荒井　3個目のToDoが表示されます。誤動作はないですよね？

上野　誤動作はない。でもこの3個目のToDo、全体公開じゃないよね？　今は一般ユーザーとして操作しているから、本来は「item=3」にしてもこのToDoが見えちゃいけないんだ。

荒井　なるほど……。一般ユーザーには他ユーザーの非公開ToDoを閲覧する権限がないはずなのに、表示されてるってことは権限を正しく制限できてないってことですね。

上野　そうだね。これけっこう“あるある”なんだよね。今回もToDoの一覧ページではちゃんと非公開ToDoが表示されないように実装できてる。例えばここに非公開ToDoが見えちゃっていれば、さすがに誰でも気付くんだけど、URLからたどるのってアプリのUIを触ってもできないから考慮が漏れやすいっていう……。

荒井　なんてワナだ。

上野　で、これは法的な注意なんだけど、今の「item=n」の記述をいじって非公開の情報を閲覧するのは不正アクセス禁止法違反になるから基本的にはやっちゃだめだよ。パスワードなどで保護されたコンテンツを許可なく不正な手段で閲覧してるわけだからね。

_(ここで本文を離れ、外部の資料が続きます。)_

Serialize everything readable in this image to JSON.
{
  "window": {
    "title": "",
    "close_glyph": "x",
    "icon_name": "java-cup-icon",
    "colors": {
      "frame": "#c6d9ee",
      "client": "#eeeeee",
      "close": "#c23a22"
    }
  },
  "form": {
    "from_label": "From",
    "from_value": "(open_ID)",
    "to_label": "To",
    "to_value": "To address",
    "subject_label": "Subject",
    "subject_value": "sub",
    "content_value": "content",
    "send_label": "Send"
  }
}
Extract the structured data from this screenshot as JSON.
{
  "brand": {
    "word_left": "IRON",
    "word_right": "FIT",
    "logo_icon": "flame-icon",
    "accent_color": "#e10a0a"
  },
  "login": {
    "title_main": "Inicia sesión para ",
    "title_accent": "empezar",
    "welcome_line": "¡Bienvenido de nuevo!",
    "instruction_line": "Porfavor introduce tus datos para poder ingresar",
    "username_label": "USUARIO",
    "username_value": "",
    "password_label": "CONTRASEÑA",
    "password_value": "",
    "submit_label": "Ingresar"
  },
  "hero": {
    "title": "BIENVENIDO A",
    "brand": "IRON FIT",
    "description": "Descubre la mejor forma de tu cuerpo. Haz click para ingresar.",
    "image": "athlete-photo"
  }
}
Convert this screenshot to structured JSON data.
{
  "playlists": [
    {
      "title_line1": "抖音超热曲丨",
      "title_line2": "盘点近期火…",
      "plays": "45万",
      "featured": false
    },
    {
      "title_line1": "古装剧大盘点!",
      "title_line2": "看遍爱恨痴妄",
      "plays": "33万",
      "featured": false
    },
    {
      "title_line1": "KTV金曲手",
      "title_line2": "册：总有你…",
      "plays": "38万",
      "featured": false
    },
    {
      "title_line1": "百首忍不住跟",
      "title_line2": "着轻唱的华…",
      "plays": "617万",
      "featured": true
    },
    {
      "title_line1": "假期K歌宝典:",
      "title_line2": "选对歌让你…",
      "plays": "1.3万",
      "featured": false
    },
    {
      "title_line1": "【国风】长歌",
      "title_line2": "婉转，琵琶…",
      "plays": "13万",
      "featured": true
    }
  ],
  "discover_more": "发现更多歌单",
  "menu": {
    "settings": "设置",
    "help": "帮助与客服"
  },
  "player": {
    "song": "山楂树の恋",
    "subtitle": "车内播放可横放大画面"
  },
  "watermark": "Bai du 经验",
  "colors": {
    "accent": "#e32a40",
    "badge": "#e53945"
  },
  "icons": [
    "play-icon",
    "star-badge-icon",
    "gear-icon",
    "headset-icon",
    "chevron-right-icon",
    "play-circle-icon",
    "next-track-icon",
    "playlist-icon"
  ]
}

荒井　でも悪意がなくて、偶然うつっちゃったって場合もありますよね？

上野　これ悪意の有無は関係ないんだよね。不正アクセス禁止法違反の成立要件には悪意の有無が含まれないから。Webアプリ側に脆弱性があろうとなかろうとダメ。脆弱性があるならサイバー攻撃していいなんてことにはならないしね。

荒井　悪意は要件になってないんだ……。

上野　じゃあ次の確認に移ろう。今度は管理者目線。このアプリに管理者としてログインすると、メニューの中に「会員一覧」が表示されるようになる。管理者にだけ与えられた権限だね。ここでは会員情報の閲覧や変更ができると。で、このページのURLをコピーするでしょ？

　で、いったんログアウトして今度は一般ユーザーとしてログイン。さっきコピーしたURLを張り付けると……。

荒井　あーー表示されちゃった。認可の制御ミスですね。

上野　うん。これも一般ユーザーからは見えちゃいけない。「このページは存在しません」とか表示させるようにするのがいいかな。「現在の権限では閲覧できません」とかだとそのURLが存在していること自体はばれちゃうからね。

荒井　なるほど。情報は極力与えない。理解しました。

上野　じゃあ、他の指摘部分もまとめておくから、直してみようか。

荒井　分かりました！

──しばらくして……

上野　これがこうなって……。うん、これで大丈夫だね。

荒井　ありがとうございました！